Scuola, Istituto Bernardino di Betto primo al concorso nazionale 1,10,100 .., ninne nanne, filastrocche, fiabe e giochi per dire NO alla mafia
L’istituto Omnicomprensivo Bernardino di Betto, scuola secondaria di primo grado, si è aggiudicato, classificandosi al Primo posto, il Premio del Concorso nazionale 1,10,100 .., ninne nanne, filastrocche, fiabe e giochi per dire NO alla mafia – Edizione 2020/2021 dedicato a Lea e Denise Garofalo.
Il premio, causa differimento dovuto alla pandemia, è stato consegnato ai ragazzi guidati dalla Professoressa Stefania Bernasconi il 6 giugno scorso, sigillando la soddisfazione dei ragazzi umbri che, affrontato un tema difficile con grande impegno, sensibilità e creatività, hanno preceduto i circa 100 istituti partecipanti da tutta Italia.

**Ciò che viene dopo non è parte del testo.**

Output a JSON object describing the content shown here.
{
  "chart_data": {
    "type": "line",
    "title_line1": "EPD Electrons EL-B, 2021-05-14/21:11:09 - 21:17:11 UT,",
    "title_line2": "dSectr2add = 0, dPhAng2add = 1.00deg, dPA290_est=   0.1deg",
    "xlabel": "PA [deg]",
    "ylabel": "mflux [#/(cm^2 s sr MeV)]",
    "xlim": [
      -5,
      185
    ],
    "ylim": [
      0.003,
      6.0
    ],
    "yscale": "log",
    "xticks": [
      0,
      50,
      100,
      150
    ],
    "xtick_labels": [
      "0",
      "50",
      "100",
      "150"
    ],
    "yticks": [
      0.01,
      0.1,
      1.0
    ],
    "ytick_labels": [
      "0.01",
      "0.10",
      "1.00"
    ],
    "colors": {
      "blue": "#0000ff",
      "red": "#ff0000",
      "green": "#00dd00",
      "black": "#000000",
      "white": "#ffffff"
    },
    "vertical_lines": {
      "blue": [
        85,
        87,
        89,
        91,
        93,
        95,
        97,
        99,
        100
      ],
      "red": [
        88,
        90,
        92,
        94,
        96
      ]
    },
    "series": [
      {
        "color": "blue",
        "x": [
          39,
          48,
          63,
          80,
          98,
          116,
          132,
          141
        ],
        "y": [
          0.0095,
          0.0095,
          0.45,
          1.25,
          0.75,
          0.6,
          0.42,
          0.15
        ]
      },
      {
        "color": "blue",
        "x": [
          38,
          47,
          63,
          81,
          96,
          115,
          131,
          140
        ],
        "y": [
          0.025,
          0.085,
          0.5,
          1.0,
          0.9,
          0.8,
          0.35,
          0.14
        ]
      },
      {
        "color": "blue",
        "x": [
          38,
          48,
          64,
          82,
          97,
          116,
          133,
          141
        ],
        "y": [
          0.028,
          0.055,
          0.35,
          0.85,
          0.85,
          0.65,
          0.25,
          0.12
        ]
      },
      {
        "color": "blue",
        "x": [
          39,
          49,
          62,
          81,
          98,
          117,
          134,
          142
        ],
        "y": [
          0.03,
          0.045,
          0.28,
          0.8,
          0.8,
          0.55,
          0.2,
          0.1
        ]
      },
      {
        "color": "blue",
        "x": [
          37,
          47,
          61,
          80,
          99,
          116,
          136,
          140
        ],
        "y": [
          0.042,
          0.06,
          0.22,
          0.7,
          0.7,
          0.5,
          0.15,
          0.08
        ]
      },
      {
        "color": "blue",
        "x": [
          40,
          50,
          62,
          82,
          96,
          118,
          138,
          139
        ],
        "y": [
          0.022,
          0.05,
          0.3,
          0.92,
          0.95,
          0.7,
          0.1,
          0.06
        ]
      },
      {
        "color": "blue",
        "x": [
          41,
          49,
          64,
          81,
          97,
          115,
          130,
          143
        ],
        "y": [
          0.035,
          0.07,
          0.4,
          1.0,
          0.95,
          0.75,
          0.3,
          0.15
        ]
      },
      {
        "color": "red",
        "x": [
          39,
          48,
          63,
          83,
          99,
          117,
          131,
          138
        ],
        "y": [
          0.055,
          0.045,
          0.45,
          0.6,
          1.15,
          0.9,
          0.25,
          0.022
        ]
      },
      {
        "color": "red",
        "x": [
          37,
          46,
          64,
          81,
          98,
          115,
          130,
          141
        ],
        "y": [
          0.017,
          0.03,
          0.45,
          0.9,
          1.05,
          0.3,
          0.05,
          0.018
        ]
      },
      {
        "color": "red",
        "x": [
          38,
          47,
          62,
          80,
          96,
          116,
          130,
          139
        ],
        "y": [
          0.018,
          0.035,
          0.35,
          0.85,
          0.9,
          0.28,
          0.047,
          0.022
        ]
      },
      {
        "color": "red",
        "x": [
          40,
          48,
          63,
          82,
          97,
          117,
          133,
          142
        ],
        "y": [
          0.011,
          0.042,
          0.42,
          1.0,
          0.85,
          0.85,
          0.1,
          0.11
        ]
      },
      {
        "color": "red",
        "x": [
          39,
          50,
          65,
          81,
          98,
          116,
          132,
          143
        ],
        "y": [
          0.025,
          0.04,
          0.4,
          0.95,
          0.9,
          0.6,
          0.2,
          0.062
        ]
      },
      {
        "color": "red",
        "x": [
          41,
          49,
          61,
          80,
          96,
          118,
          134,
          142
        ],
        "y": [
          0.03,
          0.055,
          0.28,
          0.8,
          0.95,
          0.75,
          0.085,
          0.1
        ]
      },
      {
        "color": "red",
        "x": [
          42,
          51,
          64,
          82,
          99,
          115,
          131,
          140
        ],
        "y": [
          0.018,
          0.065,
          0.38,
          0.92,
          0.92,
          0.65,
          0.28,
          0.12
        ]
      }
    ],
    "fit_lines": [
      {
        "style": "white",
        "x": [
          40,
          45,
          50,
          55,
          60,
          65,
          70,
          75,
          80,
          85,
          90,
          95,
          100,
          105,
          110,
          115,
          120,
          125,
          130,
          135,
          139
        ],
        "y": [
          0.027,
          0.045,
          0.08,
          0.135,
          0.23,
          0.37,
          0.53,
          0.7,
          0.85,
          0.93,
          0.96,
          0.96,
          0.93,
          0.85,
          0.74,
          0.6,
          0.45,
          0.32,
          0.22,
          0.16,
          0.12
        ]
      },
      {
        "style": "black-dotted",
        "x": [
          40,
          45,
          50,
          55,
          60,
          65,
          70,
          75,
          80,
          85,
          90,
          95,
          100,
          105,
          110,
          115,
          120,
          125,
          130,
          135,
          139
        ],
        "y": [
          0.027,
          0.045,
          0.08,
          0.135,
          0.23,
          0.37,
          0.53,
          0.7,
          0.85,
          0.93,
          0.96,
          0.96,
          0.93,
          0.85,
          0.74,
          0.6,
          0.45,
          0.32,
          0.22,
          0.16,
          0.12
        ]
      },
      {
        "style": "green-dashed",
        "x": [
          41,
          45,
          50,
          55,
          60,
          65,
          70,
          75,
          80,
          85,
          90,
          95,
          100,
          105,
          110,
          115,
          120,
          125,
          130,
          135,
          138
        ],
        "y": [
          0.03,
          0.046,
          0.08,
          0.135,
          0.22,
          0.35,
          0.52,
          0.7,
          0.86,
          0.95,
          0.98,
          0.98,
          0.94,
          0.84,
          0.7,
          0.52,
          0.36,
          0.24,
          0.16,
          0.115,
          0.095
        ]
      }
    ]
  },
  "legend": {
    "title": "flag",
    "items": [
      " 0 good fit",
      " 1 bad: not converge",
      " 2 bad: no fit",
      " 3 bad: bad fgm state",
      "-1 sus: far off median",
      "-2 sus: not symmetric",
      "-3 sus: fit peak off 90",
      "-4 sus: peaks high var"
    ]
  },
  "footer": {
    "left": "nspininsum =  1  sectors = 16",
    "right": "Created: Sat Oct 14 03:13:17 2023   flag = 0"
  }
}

Promosso dal Miur, il concorso che si è posto l’obiettivo di recuperare, creare, trasformare le ninne nanne, filastrocche e giochi di una volta, è dedicato a Lea e Denise Garofalo.
Lea cresce in una famiglia ‘ndranghetista, in cui la nonna le insegna che “il sangue si lava con il sangue”.
Testimone di giustizia sottoposta a protezione dal 2002, decise di testimoniare sulle faide interne tra la sua famiglia e quella del suo ex compagno Carlo Cosco. Il 24 novembre del 2009 Cosco attira l’ex compagna (ormai fuoriuscita da mesi dallo speciale programma di protezione) a Milano, anche con la scusa di parlare del futuro della loro figlia Denise. Approfittando di un momento in cui Lea rimane da sola senza Denise, Carlo la conduce in un appartamento che si era fatto prestare proprio per quello scopo e la uccide distruggendone il corpo dopo l’omicidio.
Le indagini per la scomparsa e l’omicidio di Lea Garofalo portano, nell’ottobre 2010, all’arresto di Carlo Cosco. Il processo vede la presenza di Denise, figlia di Lea, come testimone chiave, avendo questa deciso di testimoniare contro suo padre. Il processo si conclude con la condanna di Carlo Cosco all’ergastolo.
Il concorso 1,10,100 .., ninne nanne, filastrocche, fiabe e giochi per dire NO alla mafia, trae spunto dalla sorella di Lea, Marisa, la quale ha raccontato che le mamma dell’’ndrangheta mentre allattano i figli li invitano ad essere omertosi, inculcando nei loro bimbi, fin da piccolissimi, quei disvalori che cresceranno forti e robusti dentro di loro.
L’obiettivo degli ideatori del concorso è, quindi, una rivoluzione culturale che faccia da contraltare alla logica ‘ndranghetista. Ecco, quindi, che in un mondo dominato dalla tecnologia, dove le favole vengono raccontate da un’App, incentivare il recupero dell’intimità tra madre e bimbo aiuta a recuperare un patrimonio popolare comune essenziale nella formazione dei cittadini di domani rispettosi dei valori costituzionali e dell’impegno civile.